IMDb plot summary: From dawn to dusk, a few hours in the shadowy life of a mystic man named Monsieur Oscar.
Directed by Leos Carax. Starring Denis Lavant, Edith Scob, Eva Mendes, and Kylie Minogue.

A few years ago, I watched The City of Lost Children with my university's movie club. I found it one of the most visually arresting, beautiful movies I'd ever seen. When it finished, several people discussed how ugly they thought the visuals were, and I was completely taken aback that they were seeing things so differently.

Here, I'm on the other side of the fence. I went and looked up a bunch of reviews for this afterwards (because *I* sure as heck didn't know what was going on in this movie) and many of them referred to its loveliness and its beauty. For me, this was almost a viscerally ugly, grotesque film. It all just felt... *icky*. Even aside from my minor frustration that I didn't "get" the movie, I didn't like looking at it either and found myself just antsy for it to be over.
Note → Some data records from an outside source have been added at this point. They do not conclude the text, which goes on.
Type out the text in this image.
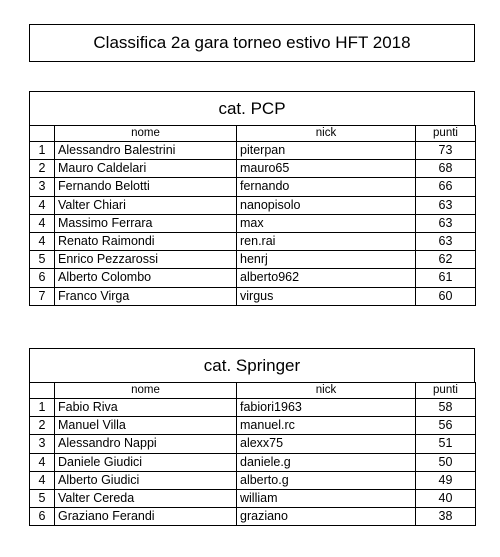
Classifica 2a gara torneo estivo HFT 2018
cat. PCP
	nome	nick	punti
1	Alessandro Balestrini	piterpan	73
2	Mauro Caldelari	mauro65	68
3	Fernando Belotti	fernando	66
4	Valter Chiari	nanopisolo	63
4	Massimo Ferrara	max	63
4	Renato Raimondi	ren.rai	63
5	Enrico Pezzarossi	henrj	62
6	Alberto Colombo	alberto962	61
7	Franco Virga	virgus	60
cat. Springer
	nome	nick	punti
1	Fabio Riva	fabiori1963	58
2	Manuel Villa	manuel.rc	56
3	Alessandro Nappi	alexx75	51
4	Daniele Giudici	daniele.g	50
4	Alberto Giudici	alberto.g	49
5	Valter Cereda	william	40
6	Graziano Ferandi	graziano	38
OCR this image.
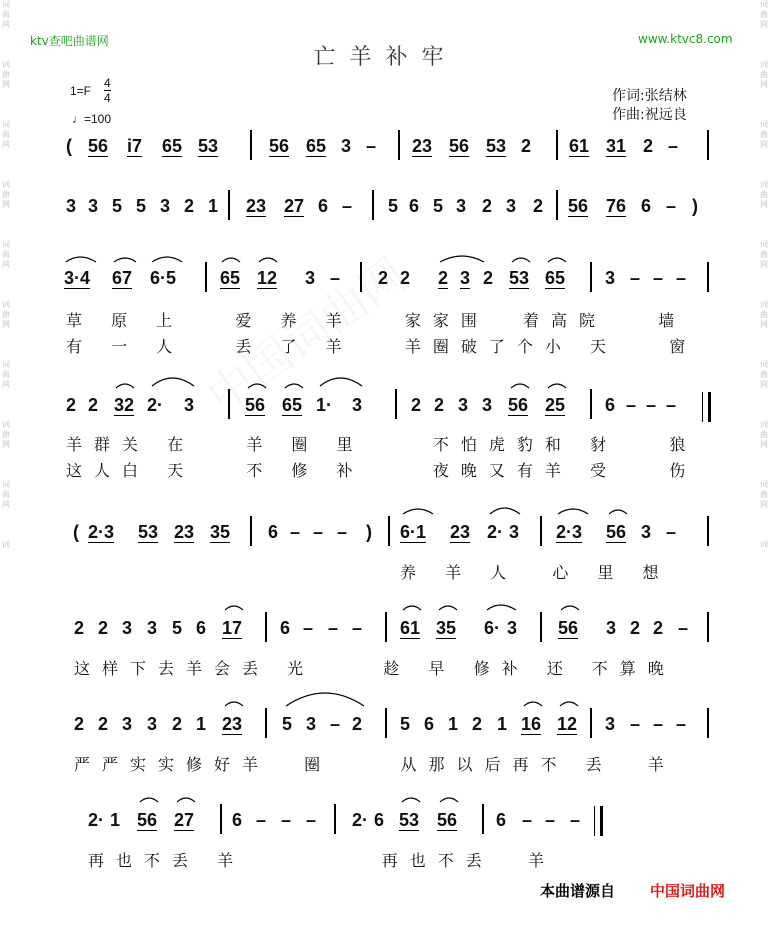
词
曲
网
词
曲
网
词
曲
网
词
曲
网
词
曲
网
词
曲
网
词
曲
网
词
曲
网
词
曲
网
词
词
曲
网
词
曲
网
词
曲
网
词
曲
网
词
曲
网
词
曲
网
词
曲
网
词
曲
网
词
曲
网
词
ktv查吧曲谱网	www.ktvc8.com
亡羊补牢
1=F
4
4
♩=100
作词:张结林
作曲:祝远良
( 56 i7 65 53	56 65 3 – 23 56 53 2 61 31 2 –
3 3 5 5 3 2 1 23 27 6 – 5 6 5 3 2 3 2 56 76 6 – )
3·4 67 6·5 65 12 3 – 2 2 2 3 2 53 65 3 – – –
2 2 32 2· 3	56 65 1· 3	2 2 3 3 56 25 6 – – –
( 2·3 53 23 35 6 – – – ) 6·1 23 2· 3 2·3 56 3 –
2 2 3 3 5 6 17 6 – – – 61 35 6· 3 56 3 2 2 –
2 2 3 3 2 1 23 5 3 – 2 5 6 1 2 1 16 12 3 – – –
2· 1 56 27 6 – – – 2· 6 53 56 6 – – –
草 原 上   爱 养 羊   家家围  着高院   墙
有 一 人   丢 了 羊   羊圈破了个小 天   窗
羊群关 在   羊 圈 里    不怕虎豹和 豺   狼
这人白 天   不 修 补    夜晚又有羊 受   伤
养 羊 人  心 里 想
这样下去羊会丢 光    趁 早 修补 还 不算晚
严严实实修好羊  圈    从那以后再不 丢  羊
再也不丢 羊        再也不丢  羊
本曲谱源自 中国词曲网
I knew this movie was going to be weird, but I hoped I was going to be able to get into it anyway. When the movie finished, I found myself saying out loud to my dog, "What the crap did I just watch?" - and not in a good way. With no continuity between all the different little segments, none of them really had a basis to build any kind of emotional connection, and whatever symbolic meaning was intended about acting or technology or voyeurism or performance was entirely lost on me. (Even reading other people's takes afterwards didn't help.)

With the little I knew of this movie, I suspected I'd either love or hate it, and unfortunate it definitely fell on the "hate" side. If I had loved the visuals or had the faintest clue what the movie was trying to say, I could have latched on to something... but as it was, nope.

Flickchart: #1933 out of 2192, below National Velvet and above Ice Princess. That is MUCH lower than I anticipated at first, but I guess that's about right. The more I compared it to other movies, the more I found myself thinking, "Nope, I'd rather watch that other one than Holy Motors."